What were your thoughts when you saw the final product?
The different layers of the mandala including the engraving on the case, the metallic surface underneath the glass, and the star gear—all translated better than I thought they could. The sense of depth in the watch is quite elegant. When I’m creating art, I try to simplify things to their most powerful essence and use only necessary elements. I don’t want it to become cluttered or muddy. I was really happy to see that this watch allows Hublot’s characteristics and my art to integrate seamlessly.
What does the concept of time mean to you as an artist and activist?
I consider myself an artist and activist in ways that are entirely intertwined, therefore, time is precious to me. Time is something that I value—whether it’s experimenting and creating art, or finding time to do things that inspire my creativity and conceptual thinking. We only have a certain amount of time to be alive, so the constant reminder to use my time wisely always motivates me, and is something that a watch provides.
How does it feel to know that fans will be able to carry a piece of your art on their wrists, and functionally incorporate that into their daily lives?
I’ve long said that art should use every platform possible and that it should especially be woven into people’s daily lives. Having my art on a watch is an ideal extension of my principles, values and beliefs. I think it is a reminder of how we should choose to focus and spend our time on causes that are important to us.
You have been even busier over the past year, supporting initiatives and working within the artist community. Have you seen a shift in the passage of time pertaining to recent events and in helping your communities?
The COVID-19 pandemic has shifted my perception of time because it has forced me to simplify my social schedule, creating more time for other things.
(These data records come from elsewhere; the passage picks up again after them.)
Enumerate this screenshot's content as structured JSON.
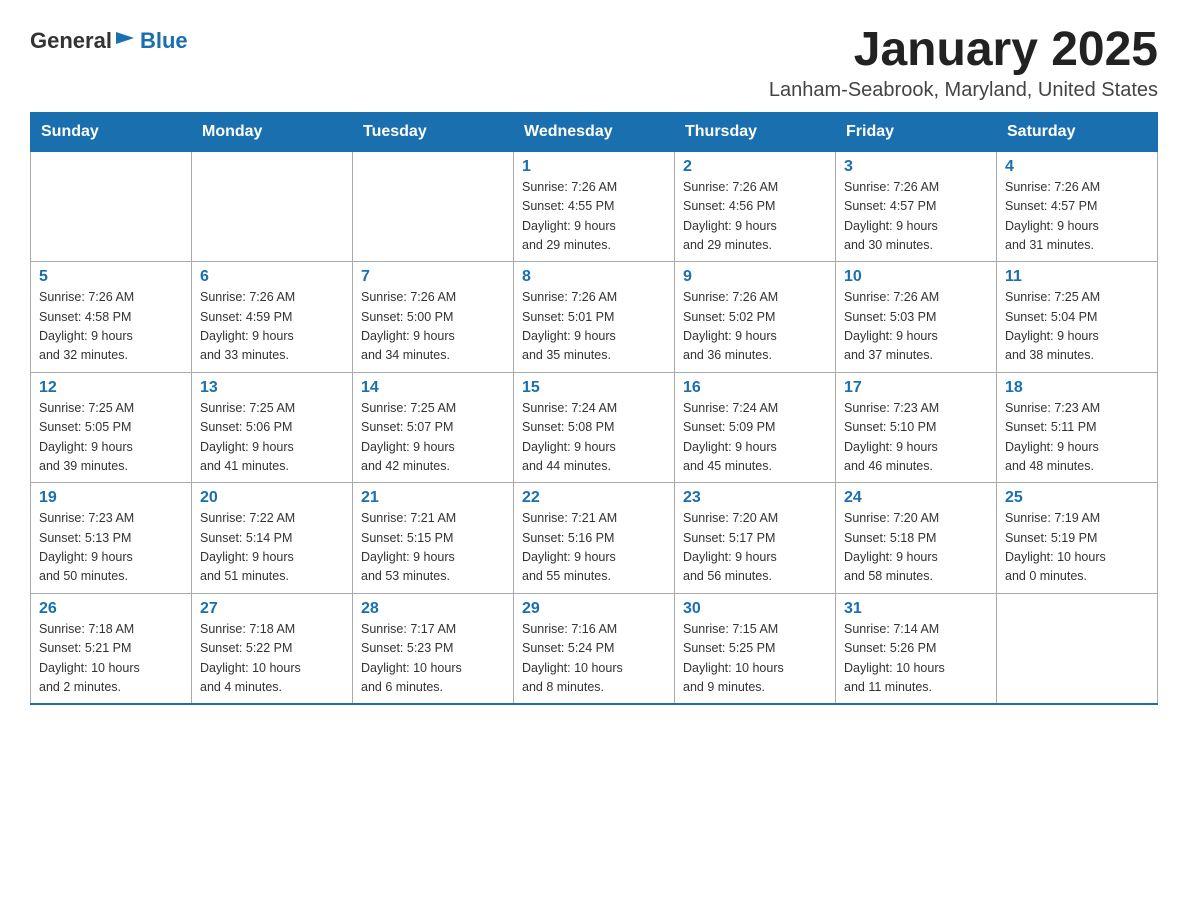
{
  "header": {
    "logo_general": "General",
    "logo_blue": "Blue",
    "month_year": "January 2025",
    "location": "Lanham-Seabrook, Maryland, United States"
  },
  "weekdays": [
    "Sunday",
    "Monday",
    "Tuesday",
    "Wednesday",
    "Thursday",
    "Friday",
    "Saturday"
  ],
  "weeks": [
    [
      {
        "day": "",
        "info": ""
      },
      {
        "day": "",
        "info": ""
      },
      {
        "day": "",
        "info": ""
      },
      {
        "day": "1",
        "info": "Sunrise: 7:26 AM\nSunset: 4:55 PM\nDaylight: 9 hours\nand 29 minutes."
      },
      {
        "day": "2",
        "info": "Sunrise: 7:26 AM\nSunset: 4:56 PM\nDaylight: 9 hours\nand 29 minutes."
      },
      {
        "day": "3",
        "info": "Sunrise: 7:26 AM\nSunset: 4:57 PM\nDaylight: 9 hours\nand 30 minutes."
      },
      {
        "day": "4",
        "info": "Sunrise: 7:26 AM\nSunset: 4:57 PM\nDaylight: 9 hours\nand 31 minutes."
      }
    ],
    [
      {
        "day": "5",
        "info": "Sunrise: 7:26 AM\nSunset: 4:58 PM\nDaylight: 9 hours\nand 32 minutes."
      },
      {
        "day": "6",
        "info": "Sunrise: 7:26 AM\nSunset: 4:59 PM\nDaylight: 9 hours\nand 33 minutes."
      },
      {
        "day": "7",
        "info": "Sunrise: 7:26 AM\nSunset: 5:00 PM\nDaylight: 9 hours\nand 34 minutes."
      },
      {
        "day": "8",
        "info": "Sunrise: 7:26 AM\nSunset: 5:01 PM\nDaylight: 9 hours\nand 35 minutes."
      },
      {
        "day": "9",
        "info": "Sunrise: 7:26 AM\nSunset: 5:02 PM\nDaylight: 9 hours\nand 36 minutes."
      },
      {
        "day": "10",
        "info": "Sunrise: 7:26 AM\nSunset: 5:03 PM\nDaylight: 9 hours\nand 37 minutes."
      },
      {
        "day": "11",
        "info": "Sunrise: 7:25 AM\nSunset: 5:04 PM\nDaylight: 9 hours\nand 38 minutes."
      }
    ],
    [
      {
        "day": "12",
        "info": "Sunrise: 7:25 AM\nSunset: 5:05 PM\nDaylight: 9 hours\nand 39 minutes."
      },
      {
        "day": "13",
        "info": "Sunrise: 7:25 AM\nSunset: 5:06 PM\nDaylight: 9 hours\nand 41 minutes."
      },
      {
        "day": "14",
        "info": "Sunrise: 7:25 AM\nSunset: 5:07 PM\nDaylight: 9 hours\nand 42 minutes."
      },
      {
        "day": "15",
        "info": "Sunrise: 7:24 AM\nSunset: 5:08 PM\nDaylight: 9 hours\nand 44 minutes."
      },
      {
        "day": "16",
        "info": "Sunrise: 7:24 AM\nSunset: 5:09 PM\nDaylight: 9 hours\nand 45 minutes."
      },
      {
        "day": "17",
        "info": "Sunrise: 7:23 AM\nSunset: 5:10 PM\nDaylight: 9 hours\nand 46 minutes."
      },
      {
        "day": "18",
        "info": "Sunrise: 7:23 AM\nSunset: 5:11 PM\nDaylight: 9 hours\nand 48 minutes."
      }
    ],
    [
      {
        "day": "19",
        "info": "Sunrise: 7:23 AM\nSunset: 5:13 PM\nDaylight: 9 hours\nand 50 minutes."
      },
      {
        "day": "20",
        "info": "Sunrise: 7:22 AM\nSunset: 5:14 PM\nDaylight: 9 hours\nand 51 minutes."
      },
      {
        "day": "21",
        "info": "Sunrise: 7:21 AM\nSunset: 5:15 PM\nDaylight: 9 hours\nand 53 minutes."
      },
      {
        "day": "22",
        "info": "Sunrise: 7:21 AM\nSunset: 5:16 PM\nDaylight: 9 hours\nand 55 minutes."
      },
      {
        "day": "23",
        "info": "Sunrise: 7:20 AM\nSunset: 5:17 PM\nDaylight: 9 hours\nand 56 minutes."
      },
      {
        "day": "24",
        "info": "Sunrise: 7:20 AM\nSunset: 5:18 PM\nDaylight: 9 hours\nand 58 minutes."
      },
      {
        "day": "25",
        "info": "Sunrise: 7:19 AM\nSunset: 5:19 PM\nDaylight: 10 hours\nand 0 minutes."
      }
    ],
    [
      {
        "day": "26",
        "info": "Sunrise: 7:18 AM\nSunset: 5:21 PM\nDaylight: 10 hours\nand 2 minutes."
      },
      {
        "day": "27",
        "info": "Sunrise: 7:18 AM\nSunset: 5:22 PM\nDaylight: 10 hours\nand 4 minutes."
      },
      {
        "day": "28",
        "info": "Sunrise: 7:17 AM\nSunset: 5:23 PM\nDaylight: 10 hours\nand 6 minutes."
      },
      {
        "day": "29",
        "info": "Sunrise: 7:16 AM\nSunset: 5:24 PM\nDaylight: 10 hours\nand 8 minutes."
      },
      {
        "day": "30",
        "info": "Sunrise: 7:15 AM\nSunset: 5:25 PM\nDaylight: 10 hours\nand 9 minutes."
      },
      {
        "day": "31",
        "info": "Sunrise: 7:14 AM\nSunset: 5:26 PM\nDaylight: 10 hours\nand 11 minutes."
      },
      {
        "day": "",
        "info": ""
      }
    ]
  ]
}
This additional time is valuable and I use it to experiment on my artwork, as well as commit to important causes, such as the success of democracy and access to voting. Leading up to the 2020 US election, I was inspired to see many artists using their work to make social and political statements and encouraging citizens to vote. I think that art is a very powerful tool of communication, and I’d like to see more artists use it as a way to amplify their social values.